W.H Auden’s poetry is often compared with the work of figures like T.S Eliot and Ezra Pound, but the voice and the influence of Irish literary giant W.B Yeats is evident in some of his most iconic prose – even though Auden refers to Yeats as ‘silly,’ according to Professor Colin Graham, Head of English at Maynooth University.

In particular, we can identify Yeats’s ‘Easter 1916’ as having a strong influence on Auden’s’ ‘September 1, 1939’, with both poems expressing the authors’ reactions and reflections on the political conflicts of their time.

Examining Auden’s ‘September 1st, 1939’, Prof Graham explains that critics tend to compare the poem to T.S Eliot’s ‘The Wasteland’, as both poems begin with the poet observing a city and its inhabitants.

However, Prof Graham argues that Auden’s poem has considerably more in common with Yeats’s ‘Easter 1916’, as the two have an important date as their titles and both begin with the first person ‘I’ – framing the writer as an observer of history at a moment of calm before cataclysmic changes to come. 

The title of Yeats’s poem references the 1916 Easter Rising, the failed armed insurrection that would ultimately lead to Ireland’s independence from Britain and radical changes in Yeats’s world, while Auden references the date that Adolf Hitler invaded Poland and the start of the Second World War.

Both poets are writing at the beginning of a conflict, before they can possibly know exactly what is to come. Both poems lament looming war, but cannot offer clear and coherent responses to the violence.
In 1939, Auden wrote an essay in which he imagines a fictional court trying to decide on the legacy of Yeats where the prosecutor comments that it was an achievement for Yeats, in writing ‘Easter, 1916’ to offend neither the Irish Republican or the British Army – an acknowledgment and criticism of the sense of ambiguity evident in Yeats’s work at the time of the Irish revolution.

‘September 1, 1939’, however, offers much of the same sense of ambiguity.
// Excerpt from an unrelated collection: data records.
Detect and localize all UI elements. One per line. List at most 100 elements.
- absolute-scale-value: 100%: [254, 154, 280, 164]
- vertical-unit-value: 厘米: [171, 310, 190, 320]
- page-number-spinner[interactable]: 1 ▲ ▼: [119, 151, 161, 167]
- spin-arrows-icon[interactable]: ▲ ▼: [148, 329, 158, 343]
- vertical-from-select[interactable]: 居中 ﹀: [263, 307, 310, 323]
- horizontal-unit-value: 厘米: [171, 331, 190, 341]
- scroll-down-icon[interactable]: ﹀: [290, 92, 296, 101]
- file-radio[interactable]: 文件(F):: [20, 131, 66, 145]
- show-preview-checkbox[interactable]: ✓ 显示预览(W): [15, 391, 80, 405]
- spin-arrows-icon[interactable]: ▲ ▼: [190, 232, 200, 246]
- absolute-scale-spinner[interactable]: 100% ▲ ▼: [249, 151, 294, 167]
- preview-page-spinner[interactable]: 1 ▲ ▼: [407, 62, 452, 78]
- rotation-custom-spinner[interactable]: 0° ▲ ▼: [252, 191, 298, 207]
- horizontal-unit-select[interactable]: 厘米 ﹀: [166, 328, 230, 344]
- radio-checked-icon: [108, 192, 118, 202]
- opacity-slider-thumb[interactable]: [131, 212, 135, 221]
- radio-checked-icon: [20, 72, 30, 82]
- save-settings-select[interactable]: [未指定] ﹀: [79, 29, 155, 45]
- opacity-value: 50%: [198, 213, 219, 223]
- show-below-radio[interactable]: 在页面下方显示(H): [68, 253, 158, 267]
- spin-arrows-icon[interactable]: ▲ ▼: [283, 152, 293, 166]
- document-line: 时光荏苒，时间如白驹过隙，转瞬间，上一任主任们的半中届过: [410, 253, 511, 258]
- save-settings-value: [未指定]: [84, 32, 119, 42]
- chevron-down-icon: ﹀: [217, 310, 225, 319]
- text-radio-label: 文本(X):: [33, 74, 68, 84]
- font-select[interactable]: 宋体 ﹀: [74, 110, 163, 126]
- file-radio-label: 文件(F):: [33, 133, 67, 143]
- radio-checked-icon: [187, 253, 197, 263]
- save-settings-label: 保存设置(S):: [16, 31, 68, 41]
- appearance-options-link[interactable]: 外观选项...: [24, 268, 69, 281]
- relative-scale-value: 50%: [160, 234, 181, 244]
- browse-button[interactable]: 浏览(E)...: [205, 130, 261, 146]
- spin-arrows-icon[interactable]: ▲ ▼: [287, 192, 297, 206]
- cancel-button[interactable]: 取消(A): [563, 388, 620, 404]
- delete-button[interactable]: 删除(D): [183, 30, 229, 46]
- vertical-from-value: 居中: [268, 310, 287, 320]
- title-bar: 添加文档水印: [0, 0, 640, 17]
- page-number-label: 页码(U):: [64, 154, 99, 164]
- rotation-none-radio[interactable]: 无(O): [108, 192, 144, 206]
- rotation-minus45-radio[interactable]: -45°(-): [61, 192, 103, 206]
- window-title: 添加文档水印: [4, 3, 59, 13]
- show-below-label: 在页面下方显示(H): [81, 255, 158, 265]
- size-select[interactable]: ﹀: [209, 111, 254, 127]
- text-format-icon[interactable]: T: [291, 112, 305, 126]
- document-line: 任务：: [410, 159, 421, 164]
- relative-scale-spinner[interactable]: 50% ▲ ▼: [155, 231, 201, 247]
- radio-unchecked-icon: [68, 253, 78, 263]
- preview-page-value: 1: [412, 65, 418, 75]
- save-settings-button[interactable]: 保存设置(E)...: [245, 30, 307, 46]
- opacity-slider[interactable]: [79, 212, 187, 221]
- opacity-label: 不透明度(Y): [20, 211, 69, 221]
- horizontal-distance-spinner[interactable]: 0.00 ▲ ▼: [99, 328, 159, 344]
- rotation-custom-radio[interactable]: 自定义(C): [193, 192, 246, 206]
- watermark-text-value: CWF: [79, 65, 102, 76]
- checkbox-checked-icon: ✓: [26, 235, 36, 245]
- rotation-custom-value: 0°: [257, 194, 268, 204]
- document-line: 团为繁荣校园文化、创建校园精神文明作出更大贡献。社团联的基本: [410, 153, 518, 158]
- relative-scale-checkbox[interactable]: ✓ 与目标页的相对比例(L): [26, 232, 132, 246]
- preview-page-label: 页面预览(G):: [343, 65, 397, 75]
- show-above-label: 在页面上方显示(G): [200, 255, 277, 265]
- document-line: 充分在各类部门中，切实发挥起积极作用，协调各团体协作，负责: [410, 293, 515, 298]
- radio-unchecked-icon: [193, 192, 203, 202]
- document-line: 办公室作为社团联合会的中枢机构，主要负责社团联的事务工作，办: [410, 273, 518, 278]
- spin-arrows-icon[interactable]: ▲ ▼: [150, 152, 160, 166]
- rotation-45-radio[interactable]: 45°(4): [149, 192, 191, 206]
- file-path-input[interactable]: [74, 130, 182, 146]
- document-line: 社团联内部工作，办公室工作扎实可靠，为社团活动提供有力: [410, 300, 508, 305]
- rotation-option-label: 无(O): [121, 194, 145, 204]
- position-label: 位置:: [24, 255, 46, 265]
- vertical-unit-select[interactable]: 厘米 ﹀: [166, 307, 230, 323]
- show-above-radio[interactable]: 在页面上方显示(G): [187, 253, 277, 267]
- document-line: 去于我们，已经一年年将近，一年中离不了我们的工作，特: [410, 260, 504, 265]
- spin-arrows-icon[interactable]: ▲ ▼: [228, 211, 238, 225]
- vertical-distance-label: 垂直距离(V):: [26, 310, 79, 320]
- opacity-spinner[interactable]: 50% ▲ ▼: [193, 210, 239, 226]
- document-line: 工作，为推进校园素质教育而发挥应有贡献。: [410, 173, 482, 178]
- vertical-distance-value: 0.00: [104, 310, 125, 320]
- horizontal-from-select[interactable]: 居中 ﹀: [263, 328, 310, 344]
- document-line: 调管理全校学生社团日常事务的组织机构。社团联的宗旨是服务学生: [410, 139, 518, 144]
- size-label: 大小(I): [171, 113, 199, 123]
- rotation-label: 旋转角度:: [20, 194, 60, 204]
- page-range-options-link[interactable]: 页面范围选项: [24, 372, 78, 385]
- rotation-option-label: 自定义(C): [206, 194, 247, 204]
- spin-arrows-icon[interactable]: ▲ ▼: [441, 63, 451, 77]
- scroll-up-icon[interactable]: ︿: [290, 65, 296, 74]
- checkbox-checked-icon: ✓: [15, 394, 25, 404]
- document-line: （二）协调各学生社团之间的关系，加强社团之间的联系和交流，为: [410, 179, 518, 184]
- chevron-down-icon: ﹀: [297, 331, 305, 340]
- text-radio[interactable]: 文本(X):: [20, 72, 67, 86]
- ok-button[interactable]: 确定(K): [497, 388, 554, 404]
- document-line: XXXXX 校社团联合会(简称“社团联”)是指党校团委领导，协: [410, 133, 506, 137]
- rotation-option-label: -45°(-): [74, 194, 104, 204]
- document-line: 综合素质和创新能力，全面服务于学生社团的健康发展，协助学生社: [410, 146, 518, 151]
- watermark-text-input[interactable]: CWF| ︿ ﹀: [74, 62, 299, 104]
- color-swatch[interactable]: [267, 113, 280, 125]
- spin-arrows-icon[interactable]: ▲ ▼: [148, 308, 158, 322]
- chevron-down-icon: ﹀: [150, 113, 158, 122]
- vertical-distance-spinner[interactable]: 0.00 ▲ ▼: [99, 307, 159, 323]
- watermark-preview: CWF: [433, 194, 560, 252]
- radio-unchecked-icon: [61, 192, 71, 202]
Reflecting on the tumultuous world around him and the “unmistakable odour of death” he describes as being in the air, Auden can only offer “ironic points of light” rather than a concrete answer to the violence of World War II.
 
Prof Graham says: “Auden realised, perceptively early, that ‘Easter 1916’ was not a celebratory poem, a national poem, nor a poem of contrition on Yeats’s part, but a twisting rhetorical strategy to reposition Yeats’s voice. ‘Easter 1916’ reverberates inside ‘September 1, 1939’, so that when Auden’s poem ends with its “ironic points of light” that irony calls on the ambiguity of the end ‘Easter 1916’.”

In looking at the relationship between Auden and Yeats’s work, it is impossible to ignore Auden’s poem ‘In Memory of W.B Yeats.’ It is in this poem where he refers to Yeats as being “silly”, but more importantly, “silly like us”.

Prof Graham says: “When he uses the word ‘silly’ about Yeats, Auden is not just dismissing Yeats. He is referencing his role as a complex, almost paternal, figure that in some ways Auden rejects, but also recognises as someone that tried to comprehend the patterns of history via the language of politics and the private self – navigating all the ambiguities and ‘silliness’ that this entails. If Auden’s Yeats is silly, he is silly like Auden. He is silly to try to contain and comprehend history.”
 

Crowd at Just Auden's Silly Yeats

Notably, Auden wrote this poem about Yeats in a way that mimics and even pays homage to the Irish poet’s own style of writing. For example, it has a sectioned structure, with each section adopting a different verse form and tone, just like Yeats’s poem ‘The Tower’.

W.H Auden may have been critical of ‘silly’ Yeats and his legacy at times, but Yeats’s poetry and his attempts to understand and frame history through prose had a clear influence on much of Auden’s poetry, particularly as the latter tried to negotiate the social and political conflicts of his own time.

Professor Colin Graham, Head of the Maynooth University Department of English discussed this in his lecture, Just Auden’s Silly Yeats, on Monday, 14 May, as part of the University’s 2018 series of Professorial Lectures.